I hope as this Lenten journey continues, that I will be open to going into those uncomfortable places and choices, to examining the truth of what I’m doing. Very often in music ensembles, and in life, I will follow the music. I will listen and find my entrances and exits through “feeling.” I find my way through the relationships between notes and melodies.

And very often, this does work. For example, after my sophomore year of college, I went to the CityLights urban ministry program in St. Louis because the director sent out an 11th hour recruitment email at a time that I had just been refused from a summer job. I felt like my question had been answered; I felt the call. Things fit together like puzzle pieces: their need, my availability. In music, I can usually figure out where I am supposed to come in just by listening and watching other people’s music without necessarily counting.

But many times, the easy way is not the right way. “Broad is the road that leads to destruction” (Matthew 7:13). Actually I can’t think directly of a time I took the broad road and suffered for it, more of instances where the broad road was tempting and I was turned away. For example, a couple easier, more natural job opportunities during my “2 years of Lent” after college that I simply didn’t get.  Instead, I was a barista and CNA and grew a lot through those very different, challenging, interesting jobs.

In a similar vein… right now in our little church flute choir, we are doing a challenging piece where I cannot hear my entrance. I have to count, count, count (and math was never my strong suit). I can’t depend on “feeling” it yet to come in at the right time.

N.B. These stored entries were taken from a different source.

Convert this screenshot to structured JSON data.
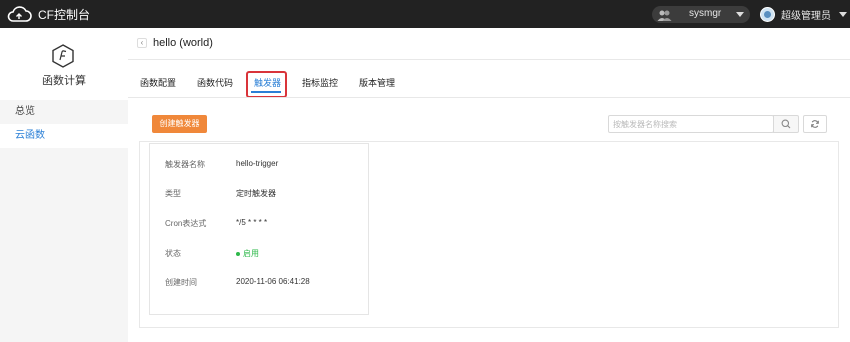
{
  "app": {
    "title": "CF控制台"
  },
  "topbar": {
    "user_select": {
      "value": "sysmgr"
    },
    "admin": {
      "name": "超级管理员"
    }
  },
  "sidebar": {
    "title": "函数计算",
    "items": [
      {
        "label": "总览",
        "active": false
      },
      {
        "label": "云函数",
        "active": true
      }
    ]
  },
  "page": {
    "title": "hello (world)",
    "tabs": [
      {
        "label": "函数配置"
      },
      {
        "label": "函数代码"
      },
      {
        "label": "触发器",
        "active": true
      },
      {
        "label": "指标监控"
      },
      {
        "label": "版本管理"
      }
    ],
    "create_button": "创建触发器",
    "search": {
      "placeholder": "按触发器名称搜索"
    }
  },
  "trigger": {
    "fields": [
      {
        "key": "触发器名称",
        "value": "hello-trigger"
      },
      {
        "key": "类型",
        "value": "定时触发器"
      },
      {
        "key": "Cron表达式",
        "value": "*/5 * * * *"
      },
      {
        "key": "状态",
        "value": "启用"
      },
      {
        "key": "创建时间",
        "value": "2020-11-06 06:41:28"
      }
    ]
  },
  "colors": {
    "accent": "#2a7fd6",
    "create_button": "#f0883a",
    "highlight": "#d9343a",
    "status_on": "#2eb84a",
    "topbar": "#222222"
  }
}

I suppose the difference lies in why the choice seems easy to me. Is it easy because that decision is in my comfort zone, before prayer and discernment? Is it easy because everyone else is doing it? Easy because it seems right with my earthly brain?

Or “easy” because God has been guiding me to that choice, by closing doors and windows, by having people whisper particular verses in my ear? Easy because he has surrounded me with teaching and guidance that make that the natural choice, the straight and narrow road that leads to Him?

God, help us face the uncomfortable choices and find the right road!